Non-tradables inflation was in line with our estimate and only slightly higher than the long-run average in quarterly seasonally adjusted terms.
Stronger-than-expected price rises for some tradable items and pharmaceutical products drove most of the ‘miss’ relative to our nowcast.
Prices for pharmaceutical products rose +17.7% q/q - driven by an increase in prescription charges - and contributed +0.12ppts to quarterly headline inflation.
StatsNZ noted that “the prescription count for the prescription subsidy scheme reset on 1 February 2026, meaning households who had previously exceeded the 20-prescription threshold, and were receiving free prescriptions, now had to pay the prescription co-payment.” While we knew this was coming, the size of the increase caught us off guard.

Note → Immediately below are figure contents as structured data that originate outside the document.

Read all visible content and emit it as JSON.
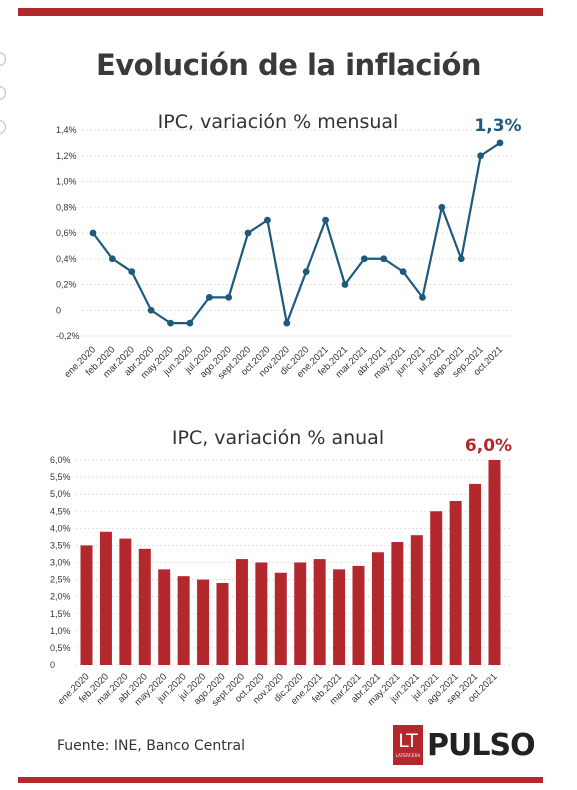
{
  "page": {
    "title": "Evolución de la inflación",
    "source": "Fuente: INE, Banco Central",
    "logo_mark": "LT",
    "logo_mark_sub": "LATERCERA",
    "logo_word": "PULSO"
  },
  "chart_data": [
    {
      "type": "line",
      "title": "IPC, variación % mensual",
      "categories": [
        "ene.2020",
        "feb.2020",
        "mar.2020",
        "abr.2020",
        "may.2020",
        "jun.2020",
        "jul.2020",
        "ago.2020",
        "sept.2020",
        "oct.2020",
        "nov.2020",
        "dic.2020",
        "ene.2021",
        "feb.2021",
        "mar.2021",
        "abr.2021",
        "may.2021",
        "jun.2021",
        "jul.2021",
        "ago.2021",
        "sep.2021",
        "oct.2021"
      ],
      "values": [
        0.6,
        0.4,
        0.3,
        0.0,
        -0.1,
        -0.1,
        0.1,
        0.1,
        0.6,
        0.7,
        -0.1,
        0.3,
        0.7,
        0.2,
        0.4,
        0.4,
        0.3,
        0.1,
        0.8,
        0.4,
        1.2,
        1.3
      ],
      "ylim": [
        -0.2,
        1.4
      ],
      "yticks": [
        "-0,2%",
        "0",
        "0,2%",
        "0,4%",
        "0,6%",
        "0,8%",
        "1,0%",
        "1,2%",
        "1,4%"
      ],
      "last_label": "1,3%",
      "color": "#1d5a7c",
      "grid": true
    },
    {
      "type": "bar",
      "title": "IPC, variación % anual",
      "categories": [
        "ene.2020",
        "feb.2020",
        "mar.2020",
        "abr.2020",
        "may.2020",
        "jun.2020",
        "jul.2020",
        "ago.2020",
        "sept.2020",
        "oct.2020",
        "nov.2020",
        "dic.2020",
        "ene.2021",
        "feb.2021",
        "mar.2021",
        "abr.2021",
        "may.2021",
        "jun.2021",
        "jul.2021",
        "ago.2021",
        "sep.2021",
        "oct.2021"
      ],
      "values": [
        3.5,
        3.9,
        3.7,
        3.4,
        2.8,
        2.6,
        2.5,
        2.4,
        3.1,
        3.0,
        2.7,
        3.0,
        3.1,
        2.8,
        2.9,
        3.3,
        3.6,
        3.8,
        4.5,
        4.8,
        5.3,
        6.0
      ],
      "ylim": [
        0,
        6.0
      ],
      "yticks": [
        "0",
        "0,5%",
        "1,0%",
        "1,5%",
        "2,0%",
        "2,5%",
        "3,0%",
        "3,5%",
        "4,0%",
        "4,5%",
        "5,0%",
        "5,5%",
        "6,0%"
      ],
      "last_label": "6,0%",
      "color": "#b3282d",
      "grid": true
    }
  ]
}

In addition to pharmaceutical products, the largest contributions to quarterly headline inflation in seasonally adjusted terms were: petrol & other vehicle fuels (+0.1ppts); food (+0.16ppts; known); household energy (+0.1ppts; known) and jewellery & watches (+0.05ppts; higher gold prices).
Our measure of quarterly trimmed mean inflation rose a little in Q1 and suggested that underlying inflation remained contained, though remained above the 2% target mid-point (see below).